Reproductive Rights Back Before the Court: Should Health Plans Offer Contraceptive Coverage?
By Jo Freeman
Rules written by the Department of Health and Human Services for the ACA provided a way for religious organizations, such as universities, hospitals and social service groups, to opt-out of providing coverage by notifying their insurer or the government that their religious beliefs preclude contraceptive coverage. Then the government would provide it. The plaintiffs believe that since some birth control methods can act as an abortifacient, even writing a letter saying they won’t provide coverage would make them complicit, in violation of their religious beliefs.
This was challenged in every federal circuit and all but one circuit court found that notification was not a "substantial burden" on the exercise of religious beliefs. This split led the Court to hear the appeals of seven cases. The plaintiffs are all religious non-profit institutions, plus Roman Catholic clergy. This is the fourth cases challenging various aspects of Obamacare to reach the Supreme Court.
The lead case is named for the bishop of Pittsburgh, Rev. David A. Zubik. However, most of the publicity has focused on the Little Sisters of the Poor, whose dedication to serving the elderly poor make them the most sympathetic of the plaintiffs. Founded in France in 1839, the order works in 31 countries and all over the US. They were represented in this case by the Becket Fund for Religious Liberty, which also represented Hobby Lobby in a similar case before the Court.
While lawyers argued their case to eight Justices inside, the sidewalk in front of the Court was occupied by about 700 people, less than half of those there on March 2, when the case was Whole Woman's Health v. Hellerstedt. That case involved a Texas law which would have imposed stringent requirements for abortion clinics, which plaintiffs argued was an undue burden on women who wanted an abortion.
Once more two opposing groups formed circles facing a microphone and waving signs. However, this time both groups were less raucous. Indeed, the whole tone was lower key and friendlier than it was on March 2, when opposing camps engaged in a battle of signs and sound. As though they knew there would be no trouble, police were notable by their absence, except for the Capital Hill cops who kept demonstrators below the steps leading to the Court plaza.
On one side were about 500 people, including about 300 nuns and brothers in habits.

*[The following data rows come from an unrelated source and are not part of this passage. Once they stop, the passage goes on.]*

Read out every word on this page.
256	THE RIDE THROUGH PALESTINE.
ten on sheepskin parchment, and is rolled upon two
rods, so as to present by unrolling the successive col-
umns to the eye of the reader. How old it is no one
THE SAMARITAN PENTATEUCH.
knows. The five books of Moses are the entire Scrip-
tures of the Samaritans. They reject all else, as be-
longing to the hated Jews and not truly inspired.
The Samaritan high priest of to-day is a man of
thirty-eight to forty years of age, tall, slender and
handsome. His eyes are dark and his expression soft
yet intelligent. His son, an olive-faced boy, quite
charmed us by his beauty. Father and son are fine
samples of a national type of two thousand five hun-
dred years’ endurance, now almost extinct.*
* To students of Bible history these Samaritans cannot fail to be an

They held violet signs saying "Women for Religious Freedom" and passed out large buttons, stickers, and even cookies whose cover said "Let Them Serve." This was a reference to the Little Sisters. Different uniforms were worn by 70 young women bused in from a Catholic girls school in Baltimore. The rest of the crowd was heavily female, with women and men wearing their Sunday best.
On the other side, were about 200 demonstrators, mostly young women with a scattering of men and older women. They were brought together by a coalition of feminist and reproductive rights groups. The rally was primarily organized by the National Women's Law Center. Others among the dozen or so co-sponsors were the ACLU, National Women’s Health Network, Americans United for Separation of Church & State, the National Council of Jewish Women and Catholics for Choice.
Speakers included several members of Congress. Reps. Jerry Nadler (D NY) and Diane DeGette (D CO) announced that 90 Members of the House and 33 Senators (all Democrats) had submitted an amicus brief supporting the ACA provision and the HHS rules. The brief said that 55 million women have received $1.4 billion worth of birth control devices since 2013. A 4-4 decision will leave the Circuit Court decisions intact, but set no precedent. If that appears to be the division of opinion, the Court may to set aside the case for re-argument when there is a ninth Justice.